Les herbes pliaient sous la brise, le bruit des vagues se mêlait au reggae et Pam tâtait la marchandise, en connaisseuse : elle poussa son bas-ventre contre le sien, s’alanguit sur son sexe, s’abaissa pour le frôler de ses seins, s’agenouilla enfin. Epkeen sentit la main de la métisse filer dans son dos : en une seconde, Pam avait tiré l’arme du holster.
Elle se redressa à une vitesse stupéfiante compte tenu de sa position, ôta la sécurité et braqua le calibre.38 sur l’Afrikaner, qui avait à peine esquissé un geste.
— Tu bouges plus, fit-elle en armant le chien. Les mains sur la tête !… Allez !
Epkeen ne cilla pas. Un homme apparut, terré derrière la dune. Le tatoué qui servait la bière…
— C’est bon, lui lança-t-elle sans cesser de menacer le flic. Mais ce con refuse de lever les bras.

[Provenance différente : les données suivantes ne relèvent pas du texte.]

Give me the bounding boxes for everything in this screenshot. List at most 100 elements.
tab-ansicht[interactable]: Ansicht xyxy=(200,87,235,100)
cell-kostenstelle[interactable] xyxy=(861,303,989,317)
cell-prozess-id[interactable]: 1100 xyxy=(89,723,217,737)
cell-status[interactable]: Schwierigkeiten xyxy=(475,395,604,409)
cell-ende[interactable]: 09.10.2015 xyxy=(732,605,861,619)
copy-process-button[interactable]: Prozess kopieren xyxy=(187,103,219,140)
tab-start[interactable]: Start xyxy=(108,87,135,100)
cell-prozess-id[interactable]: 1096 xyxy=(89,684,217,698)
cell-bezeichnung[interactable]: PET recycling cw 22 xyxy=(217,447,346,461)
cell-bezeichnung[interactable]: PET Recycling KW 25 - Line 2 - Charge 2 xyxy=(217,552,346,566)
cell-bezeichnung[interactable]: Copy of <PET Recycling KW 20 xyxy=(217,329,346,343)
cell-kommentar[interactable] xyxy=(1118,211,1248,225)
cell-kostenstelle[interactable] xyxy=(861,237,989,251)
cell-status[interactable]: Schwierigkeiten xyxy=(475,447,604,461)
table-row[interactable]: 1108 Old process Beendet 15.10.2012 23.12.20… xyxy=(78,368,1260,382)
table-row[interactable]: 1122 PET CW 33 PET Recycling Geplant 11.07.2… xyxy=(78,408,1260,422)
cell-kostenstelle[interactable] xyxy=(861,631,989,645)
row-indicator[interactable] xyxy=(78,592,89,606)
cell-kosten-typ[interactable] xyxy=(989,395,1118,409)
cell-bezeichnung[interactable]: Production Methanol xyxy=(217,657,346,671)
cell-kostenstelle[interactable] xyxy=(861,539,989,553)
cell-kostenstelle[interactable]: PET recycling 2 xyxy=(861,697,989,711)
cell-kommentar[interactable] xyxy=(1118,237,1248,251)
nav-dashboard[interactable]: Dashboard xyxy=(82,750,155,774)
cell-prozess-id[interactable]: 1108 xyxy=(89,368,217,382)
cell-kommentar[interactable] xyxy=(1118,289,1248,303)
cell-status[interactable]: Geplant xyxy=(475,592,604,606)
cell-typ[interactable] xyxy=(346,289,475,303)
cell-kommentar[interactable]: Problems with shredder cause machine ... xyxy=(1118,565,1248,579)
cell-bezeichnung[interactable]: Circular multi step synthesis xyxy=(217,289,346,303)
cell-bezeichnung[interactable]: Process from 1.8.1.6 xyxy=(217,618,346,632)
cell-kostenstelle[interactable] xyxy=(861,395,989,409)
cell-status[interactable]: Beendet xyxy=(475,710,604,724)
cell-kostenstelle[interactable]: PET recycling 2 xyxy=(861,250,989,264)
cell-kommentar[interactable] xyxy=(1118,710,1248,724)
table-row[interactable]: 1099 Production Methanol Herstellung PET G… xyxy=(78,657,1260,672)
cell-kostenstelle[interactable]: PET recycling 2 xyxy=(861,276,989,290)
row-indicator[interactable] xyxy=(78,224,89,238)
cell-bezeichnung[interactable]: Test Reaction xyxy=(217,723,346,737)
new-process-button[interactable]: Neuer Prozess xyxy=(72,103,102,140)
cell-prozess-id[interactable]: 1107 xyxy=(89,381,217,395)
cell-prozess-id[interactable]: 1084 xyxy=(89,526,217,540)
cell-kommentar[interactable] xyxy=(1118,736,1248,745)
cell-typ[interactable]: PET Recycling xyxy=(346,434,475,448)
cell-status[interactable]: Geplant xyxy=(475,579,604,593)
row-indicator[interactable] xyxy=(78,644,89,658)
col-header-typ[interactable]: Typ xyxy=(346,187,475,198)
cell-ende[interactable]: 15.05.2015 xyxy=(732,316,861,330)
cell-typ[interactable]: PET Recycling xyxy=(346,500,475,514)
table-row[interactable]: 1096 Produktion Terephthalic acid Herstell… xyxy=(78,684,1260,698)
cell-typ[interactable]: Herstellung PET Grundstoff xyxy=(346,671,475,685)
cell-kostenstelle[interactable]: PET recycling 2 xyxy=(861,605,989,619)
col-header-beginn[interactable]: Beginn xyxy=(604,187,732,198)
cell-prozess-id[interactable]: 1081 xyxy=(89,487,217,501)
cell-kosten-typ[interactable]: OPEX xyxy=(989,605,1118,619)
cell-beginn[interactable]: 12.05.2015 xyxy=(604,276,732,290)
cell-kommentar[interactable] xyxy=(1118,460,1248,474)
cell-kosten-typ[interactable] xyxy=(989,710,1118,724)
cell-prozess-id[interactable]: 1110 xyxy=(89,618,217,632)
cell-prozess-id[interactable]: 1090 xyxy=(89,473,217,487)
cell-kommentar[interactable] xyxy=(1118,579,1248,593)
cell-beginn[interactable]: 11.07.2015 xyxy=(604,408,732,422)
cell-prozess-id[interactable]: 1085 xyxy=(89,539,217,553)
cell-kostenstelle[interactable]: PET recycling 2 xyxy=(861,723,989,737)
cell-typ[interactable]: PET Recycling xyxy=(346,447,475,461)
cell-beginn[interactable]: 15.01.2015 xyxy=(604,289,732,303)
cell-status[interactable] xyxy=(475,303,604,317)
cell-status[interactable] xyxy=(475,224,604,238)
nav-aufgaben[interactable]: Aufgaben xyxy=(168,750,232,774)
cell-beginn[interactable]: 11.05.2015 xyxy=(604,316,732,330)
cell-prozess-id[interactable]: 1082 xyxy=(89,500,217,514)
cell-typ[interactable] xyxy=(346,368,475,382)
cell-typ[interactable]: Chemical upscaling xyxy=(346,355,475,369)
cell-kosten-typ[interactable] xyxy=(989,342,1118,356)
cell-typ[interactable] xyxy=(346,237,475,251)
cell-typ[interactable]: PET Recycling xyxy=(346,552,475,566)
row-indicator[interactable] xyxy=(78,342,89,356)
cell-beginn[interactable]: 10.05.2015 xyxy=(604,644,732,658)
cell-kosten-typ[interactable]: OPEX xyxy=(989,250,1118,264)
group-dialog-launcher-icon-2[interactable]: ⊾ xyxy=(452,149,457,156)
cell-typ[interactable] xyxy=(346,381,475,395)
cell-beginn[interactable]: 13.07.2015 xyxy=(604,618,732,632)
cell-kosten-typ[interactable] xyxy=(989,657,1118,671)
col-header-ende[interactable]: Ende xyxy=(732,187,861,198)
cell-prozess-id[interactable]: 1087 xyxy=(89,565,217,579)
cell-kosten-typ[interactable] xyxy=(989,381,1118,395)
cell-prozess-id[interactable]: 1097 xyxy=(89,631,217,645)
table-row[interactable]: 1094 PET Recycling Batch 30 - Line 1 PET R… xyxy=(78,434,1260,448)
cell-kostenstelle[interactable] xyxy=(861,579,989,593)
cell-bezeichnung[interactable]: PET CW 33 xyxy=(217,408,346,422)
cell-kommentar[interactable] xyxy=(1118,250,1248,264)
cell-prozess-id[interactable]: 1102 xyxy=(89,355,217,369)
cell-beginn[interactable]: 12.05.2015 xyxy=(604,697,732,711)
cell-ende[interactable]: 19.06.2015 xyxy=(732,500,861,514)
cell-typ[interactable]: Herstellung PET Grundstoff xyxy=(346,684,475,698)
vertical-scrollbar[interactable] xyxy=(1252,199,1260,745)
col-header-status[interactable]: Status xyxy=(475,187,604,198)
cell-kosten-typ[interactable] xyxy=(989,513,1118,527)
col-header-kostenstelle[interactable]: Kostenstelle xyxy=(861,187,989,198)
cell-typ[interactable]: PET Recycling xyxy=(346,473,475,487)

— Ah oui ? fit le tatoué en approchant.
Il avait une arme sous sa chemise rasta.
— Tu vas mettre ta sale gueule face contre terre ! siffla Pam.
Au lieu d’obéir, Epkeen tira un curieux objet de sa veste en toile : le knout des aïeux, et sa boucle de cuivre.
— Tans pis pour ta gueule ! éructa Pam en visant la tête.
La fille pressa la détente, deux fois, tandis qu’Epkeen se ruait sur le type. Pam continua de tirer, à vide, comprit que le.38 n’était pas chargé. Le tatoué dégaina mais la tige de cuir, en s’abattant sur sa joue, lui arracha un morceau grand comme un steak. L’homme eut un cri étouffé et, chancelant sous un rideau de larmes, ne vit pas venir le second coup : le.32 qu’il tenait sous sa chemise lui gicla littéralement de la main.
Pam avait vidé le chargeur entre les omoplates d’Epkeen, qui fit volte-face. Le knout brisa le poignet de la fille, qui lâcha le.38 en couinant. Dans son dos, le tatoué voulut ramasser le calibre à terre : le cuir d’hippopotame lui ouvrit les phalanges jusqu’à l’os. Le cœur d’Epkeen battait à tout rompre : ils n’avaient pas affaire à des petits dealers de plage mais à des tsotsis tueurs de flics. Une rafale de vent fit cligner ses yeux. Abandonnant son arme, le tatoué déguerpit vers la paillote en se tenant la joue. La fille n’avait pas encore pensé à s’enfuir : elle regardait son poignet cassé comme s’il allait tomber. Epkeen la crocheta à la pointe du menton. Il releva la tête, vit le tatoué remonter la dune en courant.